Emblem Corp. (TSXV:EMC)
Emblem Corp. produces and sells medical cannabis in Canada. The company now has 42 employees and with the stock’s market cap sitting at CAD CA$185.23M, it comes under the small-cap stocks category.
EMC’s projected future profit growth is an exceptional 55.11%, with an underlying triple-digit growth from its revenues expected over the upcoming years. It appears that EMC’s profitability may be sustainable as the fundamental push is top-line expansion rather than unmaintainable cost-cutting activities. This prospective profitability should trickle down to shareholders, with analysts expecting the company to generate a positive return on equity of 10.93%. EMC’s impressive outlook on all aspects makes it a worthy company to spend more time to understand. Thinking of investing in EMC? Check out its fundamental factors here.
Aeterna Zentaris Inc. (TSX:AEZS)
Aeterna Zentaris Inc., a specialty biopharmaceutical company, engages in developing and commercializing novel treatments in oncology, endocrinology, and women’s health. Formed in 1991, and currently headed by CEO Michael Ward, the company size now stands at 56 people and has a market cap of CAD CA$35.35M, putting it in the small-cap stocks category.
AEZS is expected to deliver a buoyant earnings growth over the next couple of years of 36.84%, bolstered by a significant revenue which is expected to more than double. An affirming signal is when net income increase is supported by top-line growth. Since net income isn’t artificially inflated by one-off initiatives such as cost-cutting, we know this profit growth is more likely to be sustainable. AEZS’s bullish prospects on both the top and bottom lines make it an interesting stock to invest more time to understand how it can add value to your portfolio. Thinking of investing in AEZS? Have a browse through its key fundamentals here.
Xtreme Drilling Corp. (TSX:XDC)
Xtreme Drilling Corp. provides onshore drilling services in Canada and the United States. Established in 2005, and run by CEO Matthew Porter, the company size now stands at 282 people and with the company’s market cap sitting at CAD CA$149.97M, it falls under the small-cap stocks category.

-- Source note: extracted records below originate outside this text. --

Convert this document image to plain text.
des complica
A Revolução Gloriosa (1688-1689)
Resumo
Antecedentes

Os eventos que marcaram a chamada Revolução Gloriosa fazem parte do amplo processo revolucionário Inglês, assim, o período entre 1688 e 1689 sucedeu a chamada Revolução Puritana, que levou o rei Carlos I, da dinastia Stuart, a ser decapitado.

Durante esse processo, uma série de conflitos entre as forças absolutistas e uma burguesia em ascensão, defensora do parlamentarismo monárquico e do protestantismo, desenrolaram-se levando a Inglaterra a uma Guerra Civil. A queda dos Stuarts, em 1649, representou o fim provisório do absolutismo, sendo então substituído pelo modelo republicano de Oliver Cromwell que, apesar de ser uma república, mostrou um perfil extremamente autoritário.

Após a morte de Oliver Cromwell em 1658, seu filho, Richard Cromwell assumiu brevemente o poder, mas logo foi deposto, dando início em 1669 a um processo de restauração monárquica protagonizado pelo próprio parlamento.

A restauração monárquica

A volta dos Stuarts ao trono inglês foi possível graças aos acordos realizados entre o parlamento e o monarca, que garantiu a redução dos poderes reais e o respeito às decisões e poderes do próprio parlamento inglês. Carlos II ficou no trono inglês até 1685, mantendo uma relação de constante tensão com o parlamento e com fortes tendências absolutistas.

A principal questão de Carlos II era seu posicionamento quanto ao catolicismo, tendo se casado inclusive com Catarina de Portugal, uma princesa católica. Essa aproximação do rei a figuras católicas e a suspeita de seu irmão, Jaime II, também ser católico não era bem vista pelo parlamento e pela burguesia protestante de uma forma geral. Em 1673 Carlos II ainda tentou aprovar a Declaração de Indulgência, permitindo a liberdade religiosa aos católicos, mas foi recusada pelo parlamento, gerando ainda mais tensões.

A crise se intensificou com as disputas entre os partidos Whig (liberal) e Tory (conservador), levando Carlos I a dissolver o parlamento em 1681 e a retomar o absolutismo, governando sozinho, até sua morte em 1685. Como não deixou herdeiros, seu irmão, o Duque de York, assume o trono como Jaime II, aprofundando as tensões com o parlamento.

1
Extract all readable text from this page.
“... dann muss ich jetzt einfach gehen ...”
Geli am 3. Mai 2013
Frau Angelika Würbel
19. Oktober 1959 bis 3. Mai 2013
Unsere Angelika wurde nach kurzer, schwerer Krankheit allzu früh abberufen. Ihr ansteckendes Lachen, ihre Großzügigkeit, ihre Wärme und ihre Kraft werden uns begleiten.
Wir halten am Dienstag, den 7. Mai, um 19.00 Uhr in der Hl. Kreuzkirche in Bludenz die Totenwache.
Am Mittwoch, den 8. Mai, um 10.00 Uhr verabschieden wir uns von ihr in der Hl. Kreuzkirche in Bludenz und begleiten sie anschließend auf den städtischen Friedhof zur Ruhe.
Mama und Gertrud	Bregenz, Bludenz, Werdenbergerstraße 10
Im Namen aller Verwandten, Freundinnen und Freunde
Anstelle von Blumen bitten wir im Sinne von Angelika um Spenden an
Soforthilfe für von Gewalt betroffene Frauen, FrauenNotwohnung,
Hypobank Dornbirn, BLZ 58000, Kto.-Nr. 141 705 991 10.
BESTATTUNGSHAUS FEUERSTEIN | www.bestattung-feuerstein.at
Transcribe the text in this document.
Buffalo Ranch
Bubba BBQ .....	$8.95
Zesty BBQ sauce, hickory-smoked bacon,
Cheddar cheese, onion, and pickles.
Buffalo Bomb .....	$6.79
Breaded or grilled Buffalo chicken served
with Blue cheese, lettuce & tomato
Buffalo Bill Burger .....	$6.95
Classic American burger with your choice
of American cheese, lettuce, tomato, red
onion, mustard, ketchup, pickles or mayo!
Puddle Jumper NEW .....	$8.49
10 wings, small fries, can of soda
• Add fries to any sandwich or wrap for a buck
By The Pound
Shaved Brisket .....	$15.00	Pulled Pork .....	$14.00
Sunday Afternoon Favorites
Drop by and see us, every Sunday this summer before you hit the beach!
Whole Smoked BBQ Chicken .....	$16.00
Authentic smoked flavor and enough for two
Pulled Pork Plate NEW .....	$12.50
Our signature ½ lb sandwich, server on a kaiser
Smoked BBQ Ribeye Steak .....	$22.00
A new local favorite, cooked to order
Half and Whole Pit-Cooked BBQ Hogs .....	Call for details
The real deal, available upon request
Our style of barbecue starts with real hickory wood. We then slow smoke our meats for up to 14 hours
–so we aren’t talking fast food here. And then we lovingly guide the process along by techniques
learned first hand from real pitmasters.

XDC is expected to deliver a triple-digit high earnings growth over the next couple of years, bolstered by an equally impressive revenue growth of 71.62%. Profit growth, coupled with top-line expansion, is a positive indication. This is because net income isn’t artificially inflated by unsustainable activities such as one-off cost-reductions expected in the future. This prospective profitability should trickle down to shareholders, with analysts expecting the company to generate a positive return on equity of 0.40%. XDC ticks the boxes for high-growth generation on all levels of line items, which makes it an appealing stock to dig into deeper. Thinking of investing in XDC? I recommend researching its fundamentals here.
For more financially robust companies with high growth potential to enhance your portfolio, explore this interactive list of fast growing companies.